All of us who experience pain, whether it is the physical pain of the body or the equally agonizing pain of the mind and spirit, can be grateful for the therapies that doctors and pharmacists have brought to us. When my mother was in the grip of her depression, exhausted with sadness and anxiety, I was so thankful for the advances in psychology and psychiatry that probably saved her life.
But there was a spiritual component to her pain that had no pharmacological answer – the eternal why of suffering. The battle for existence in the face of circumstances that seem to make existence foolish and burdensome. That is not to say that we should spiritualize suffering and elevate suffering as a spiritually richer state, but that the fact of suffering in our lives is, of course, a spiritual issue.
How frustrating then that faith can aggravate that pain. Faith has sometimes caused shame in suffering – for suffering is necessarily self-obsessed and not outward looking and service oriented as we are often exhorted to be. We are often told, be grateful that you are not a refugee, a homeless person, a whatever a less fortunate person is…This bit of advice has probably never been actually effective and has the dubious theological result of rejoicing in the greater suffering of others in order to feel blessed oneself. Religion would do well to dispense with this kind of therapy for pain.
The spiritual gifts of pain and suffering can be that it may be a time of reckoning, a retreat from the world so that only what is most essential remains. Though any relief this brings to the one in pain is felt long after the pain is gone.
The pain must be felt. And so we pay attention to the pain on this day. The paradox is that as we look to the cross, the source of pain, and do not turn away or explain away the suffering, our hearts are moved. Compassion awakes in us. Love eases pain and makes us so very vulnerable to it. Peter Abelard, whose theory of redemption was markedly different from Anselm’s substitutionary atonement, the theology that Jesus’ death paid for our sins. Abelard believed the cross commands our attention with its public spectacle of pain and suffering breaks our hearts open to love and removes our fear. It is this fearless love that saves us and makes us fully human.

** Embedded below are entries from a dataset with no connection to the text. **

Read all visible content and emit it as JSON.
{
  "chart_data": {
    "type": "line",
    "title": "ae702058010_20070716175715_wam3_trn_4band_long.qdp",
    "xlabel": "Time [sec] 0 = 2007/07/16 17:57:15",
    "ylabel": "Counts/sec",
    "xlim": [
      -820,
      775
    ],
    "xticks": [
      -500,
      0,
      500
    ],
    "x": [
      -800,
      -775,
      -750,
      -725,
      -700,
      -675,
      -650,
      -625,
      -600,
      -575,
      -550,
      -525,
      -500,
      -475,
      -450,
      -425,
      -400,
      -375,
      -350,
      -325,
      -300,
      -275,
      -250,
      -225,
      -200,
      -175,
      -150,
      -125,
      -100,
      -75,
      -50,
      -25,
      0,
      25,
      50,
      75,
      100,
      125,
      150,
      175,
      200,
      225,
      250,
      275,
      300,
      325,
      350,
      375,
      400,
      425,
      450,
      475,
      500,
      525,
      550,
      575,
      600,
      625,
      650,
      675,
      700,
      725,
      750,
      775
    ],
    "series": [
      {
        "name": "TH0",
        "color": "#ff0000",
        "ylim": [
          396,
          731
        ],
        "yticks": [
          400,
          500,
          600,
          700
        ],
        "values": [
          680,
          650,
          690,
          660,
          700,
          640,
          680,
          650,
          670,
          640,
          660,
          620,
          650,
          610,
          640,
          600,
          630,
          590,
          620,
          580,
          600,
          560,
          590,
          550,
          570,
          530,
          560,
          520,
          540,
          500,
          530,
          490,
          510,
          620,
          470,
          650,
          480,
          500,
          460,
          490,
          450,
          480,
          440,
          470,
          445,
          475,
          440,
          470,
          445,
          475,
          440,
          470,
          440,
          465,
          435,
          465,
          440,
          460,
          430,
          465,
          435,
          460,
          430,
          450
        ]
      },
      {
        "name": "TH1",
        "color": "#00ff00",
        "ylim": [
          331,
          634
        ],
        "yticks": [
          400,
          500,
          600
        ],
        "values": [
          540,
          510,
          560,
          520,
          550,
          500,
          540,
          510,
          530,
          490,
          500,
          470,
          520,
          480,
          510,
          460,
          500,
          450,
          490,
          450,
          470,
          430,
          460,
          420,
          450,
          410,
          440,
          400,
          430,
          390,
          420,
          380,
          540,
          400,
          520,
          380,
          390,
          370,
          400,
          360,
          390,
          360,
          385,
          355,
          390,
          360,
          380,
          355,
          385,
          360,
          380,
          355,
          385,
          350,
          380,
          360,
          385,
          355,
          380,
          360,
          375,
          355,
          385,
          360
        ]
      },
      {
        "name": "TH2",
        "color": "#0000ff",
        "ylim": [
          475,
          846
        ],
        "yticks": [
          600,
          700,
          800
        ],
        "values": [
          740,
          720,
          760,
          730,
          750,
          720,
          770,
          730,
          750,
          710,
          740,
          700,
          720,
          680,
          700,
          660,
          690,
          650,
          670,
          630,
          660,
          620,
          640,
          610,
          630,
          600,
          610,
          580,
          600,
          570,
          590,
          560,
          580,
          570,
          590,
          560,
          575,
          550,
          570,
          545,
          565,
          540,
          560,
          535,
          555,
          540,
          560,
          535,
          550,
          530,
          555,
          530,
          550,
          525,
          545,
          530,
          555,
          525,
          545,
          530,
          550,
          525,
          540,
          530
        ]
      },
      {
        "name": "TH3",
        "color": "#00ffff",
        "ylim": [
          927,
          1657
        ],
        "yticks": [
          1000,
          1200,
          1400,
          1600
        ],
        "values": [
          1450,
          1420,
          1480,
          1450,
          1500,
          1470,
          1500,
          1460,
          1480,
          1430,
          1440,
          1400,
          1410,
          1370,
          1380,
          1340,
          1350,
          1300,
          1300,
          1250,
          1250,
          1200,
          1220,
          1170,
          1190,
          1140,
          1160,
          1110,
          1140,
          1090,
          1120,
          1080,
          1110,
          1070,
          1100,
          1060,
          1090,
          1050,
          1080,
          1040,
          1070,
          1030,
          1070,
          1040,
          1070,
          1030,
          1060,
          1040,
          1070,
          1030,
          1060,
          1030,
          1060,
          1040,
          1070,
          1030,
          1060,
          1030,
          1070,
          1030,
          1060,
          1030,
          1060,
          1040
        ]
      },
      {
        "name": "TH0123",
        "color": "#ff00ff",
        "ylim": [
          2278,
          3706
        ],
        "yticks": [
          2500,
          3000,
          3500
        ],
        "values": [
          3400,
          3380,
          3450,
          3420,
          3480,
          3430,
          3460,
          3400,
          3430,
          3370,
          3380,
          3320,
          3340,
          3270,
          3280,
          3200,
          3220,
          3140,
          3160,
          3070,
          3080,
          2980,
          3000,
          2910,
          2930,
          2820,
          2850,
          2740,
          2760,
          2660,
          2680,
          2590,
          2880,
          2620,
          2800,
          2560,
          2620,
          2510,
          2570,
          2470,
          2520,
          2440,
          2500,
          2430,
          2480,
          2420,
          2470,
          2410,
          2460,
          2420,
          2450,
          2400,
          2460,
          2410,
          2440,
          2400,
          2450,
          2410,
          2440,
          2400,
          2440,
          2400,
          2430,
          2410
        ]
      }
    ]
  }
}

It was Jesus’ love for the world that led to his trial and execution. He said that love was stronger than religious and political law and he paid the price for that love. But through that price love was perfected and continued.
We shine light on the cross today because it is paradoxically the source of pain and the source of love. We are invited, if we have the courage, to lean into the pain, lean into the nails of the cross and feel more deeply our own brokenness, deficiencies, and failures not to punish ourselves but to have compassion on ourselves and others.
It is hard to face the pain in the harsh light of day, but if we manage to walk through struggle or grief as opposed to going around it, if we face God’s seeming resistance to our most pressing petitions, we can expand our capacity for pity, for compassion, for love. Perhaps that capacity is without limits, perhaps it can be the source of a strength we would have never known. I dare not promise it on this day, but I hope so. Sometimes it does cause me to tremble, but when crosses come into our lives we can strive to be standing in the light, present to the pain.